La dernière question n'est pas si absurde qu'il y paraît. Après tout, les splendides coloris des fleurs ont pour effet d'attirer les abeilles ou autres transporteurs de pollen, ce qui favorise la reproduction de ces mêmes plantes. Les arrangements spiralés de la marguerite ou du tournesol auraient-ils une fonction équivalente? Et si l'esthétique n'y est pour rien, c'est-à-dire si les abeilles ne sont pas particulièrement sensibles à la magie du nombre d'or, ne peut-on trouver dans ces arrangements un avantage quelconque qui permettrait de comprendre que la sélection naturelle les ait favorisés?

Cactus Aloe polyphylla. © © Just Chaos - CC BY-NC 2.0

Dans le passé, les naturalistes ont imaginé quelques explications qui attribuaient un avantage évolutif à des arrangements associés au nombre d'or. Aujourd'hui nous n'y croyons plus. Nous ne pensons pas que le nombre d'or soit inscrit dans le génome. Une image simple permettra peut-être d'exposer la position actuelle.

Nous admirons la bulle de savon irisée avec laquelle joue la petite fille. Cette forme sphérique, cette légèreté, ces couleurs chatoyantes, cette fragilité même nous fascinent. Nous savons tous que les atomes se combinent pour former des molécules qui, à leur tour, constituent les solides ou les liquides, les cailloux comme les bulles de savon.

Pourquoi les bulles sont-elles sphériques (et non cubiques, par exemple)? Ce qui importe ici, c'est de savoir que la réponse à cette question ne fait pas appel aux lois très complexes qui régissent le mouvement des électrons dans les atomes.

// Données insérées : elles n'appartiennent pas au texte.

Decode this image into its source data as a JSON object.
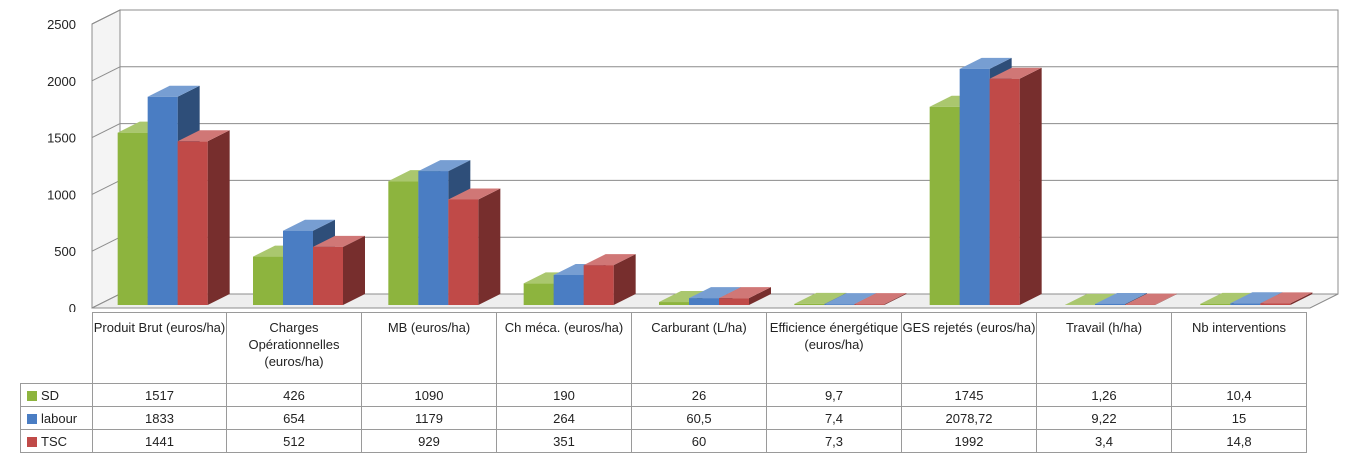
{
  "chart_data": {
    "type": "bar",
    "categories": [
      "Produit Brut (euros/ha)",
      "Charges Opérationnelles (euros/ha)",
      "MB (euros/ha)",
      "Ch méca. (euros/ha)",
      "Carburant (L/ha)",
      "Efficience énergétique (euros/ha)",
      "GES rejetés (euros/ha)",
      "Travail (h/ha)",
      "Nb interventions"
    ],
    "series": [
      {
        "name": "SD",
        "color": "#8db43e",
        "values": [
          1517,
          426,
          1090,
          190,
          26,
          9.7,
          1745,
          1.26,
          10.4
        ],
        "labels": [
          "1517",
          "426",
          "1090",
          "190",
          "26",
          "9,7",
          "1745",
          "1,26",
          "10,4"
        ]
      },
      {
        "name": "labour",
        "color": "#4a7dc3",
        "values": [
          1833,
          654,
          1179,
          264,
          60.5,
          7.4,
          2078.72,
          9.22,
          15
        ],
        "labels": [
          "1833",
          "654",
          "1179",
          "264",
          "60,5",
          "7,4",
          "2078,72",
          "9,22",
          "15"
        ]
      },
      {
        "name": "TSC",
        "color": "#c04a48",
        "values": [
          1441,
          512,
          929,
          351,
          60,
          7.3,
          1992,
          3.4,
          14.8
        ],
        "labels": [
          "1441",
          "512",
          "929",
          "351",
          "60",
          "7,3",
          "1992",
          "3,4",
          "14,8"
        ]
      }
    ],
    "yticks": [
      "0",
      "500",
      "1000",
      "1500",
      "2000",
      "2500"
    ],
    "ylim": [
      0,
      2500
    ],
    "grid": true,
    "legend": "data-table",
    "title": "",
    "xlabel": "",
    "ylabel": ""
  }
}
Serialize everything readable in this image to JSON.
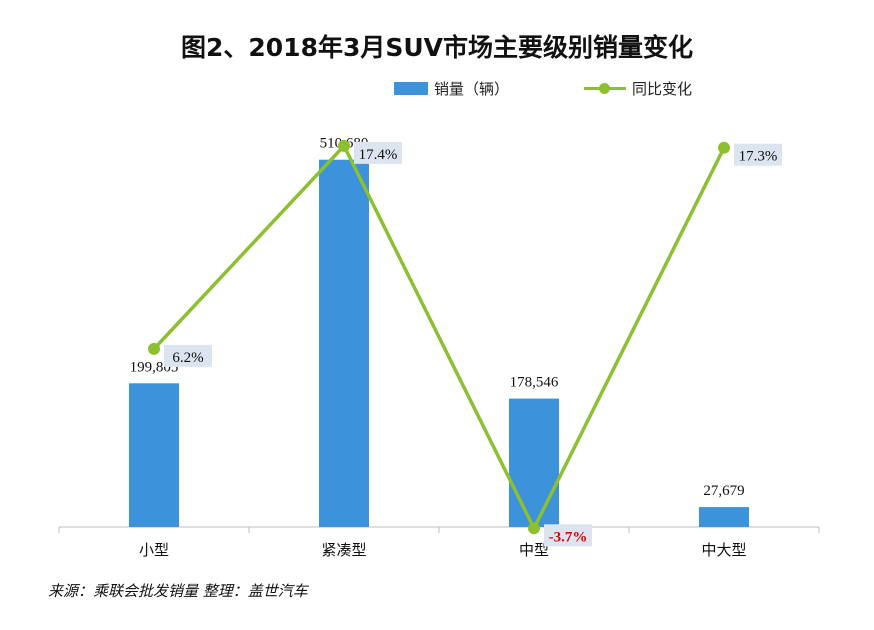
{
  "title": "图2、2018年3月SUV市场主要级别销量变化",
  "legend": {
    "bar_label": "销量（辆）",
    "line_label": "同比变化"
  },
  "source": "来源：乘联会批发销量   整理：盖世汽车",
  "colors": {
    "bar": "#3c92db",
    "line": "#8cc031",
    "pct_label_bg": "#dbe4ef",
    "negative_text": "#e00000"
  },
  "chart_data": {
    "type": "bar",
    "categories": [
      "小型",
      "紧凑型",
      "中型",
      "中大型"
    ],
    "series": [
      {
        "name": "销量（辆）",
        "type": "bar",
        "values": [
          199805,
          510680,
          178546,
          27679
        ],
        "labels": [
          "199,805",
          "510,680",
          "178,546",
          "27,679"
        ]
      },
      {
        "name": "同比变化",
        "type": "line",
        "values": [
          6.2,
          17.4,
          -3.7,
          17.3
        ],
        "labels": [
          "6.2%",
          "17.4%",
          "-3.7%",
          "17.3%"
        ]
      }
    ],
    "title": "图2、2018年3月SUV市场主要级别销量变化",
    "xlabel": "",
    "ylabel": "",
    "ylim": [
      0,
      520000
    ],
    "y2lim": [
      -6,
      18
    ],
    "grid": false,
    "legend_position": "top"
  }
}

La réponse complète, qu'il n'est pas nécessaire de donner ici, découle d'un théorème simple de la géométrie euclidienne. Ce théorème s'énonce à peu près ainsi: dans notre espace à trois dimensions, c'est la sphère qui, parmi toutes les surfaces enfermant le même volume, a la superficie la plus faible (imaginons un enfant qui dispose d'un grand nombre de cubes de pâte à modeler de tailles identiques. Avec chacun des blocs il sculpte une figurine différente: une boule, un canard, un dé, un chat. S'il décide de recouvrir chacune de ces sculptures d'une couche de peinture de même épaisseur, il pourra vérifier que c'est la boule qui va le moins entamer sa réserve de couleur).

Dans tout ceci, il n'a pas été question de la composition chimique des bulles ni de la nature des forces entre molécules (ou, ce qui revient au même, entre cortèges électroniques). Cette sphéricité des bulles a un caractère universel (les petites gouttes de mercure liquide, par exemple, prennent également la forme d'une sphère).

L'émergence de la suite de Fibonacci chez les plantes est un phénomène parfaitement analogue. La structure du génome n'y joue pas un rôle plus important que celui de la structure atomique dans l'apparition de la forme sphérique des bulles. Cette remarque permet de comprendre la présence du nombre d'or chez les plantes très différentes: c'est aussi à la géométrie qu'il faut recourir afin de savoir pourquoi la fameuse suite se glisse si régulièrement dans les arrangements spiralés. Il convient cependant de noter que la relation à établir est loin d'être simple: ce n'est qu'aujourd'hui que l'on possède une vue d'ensemble de ce problème.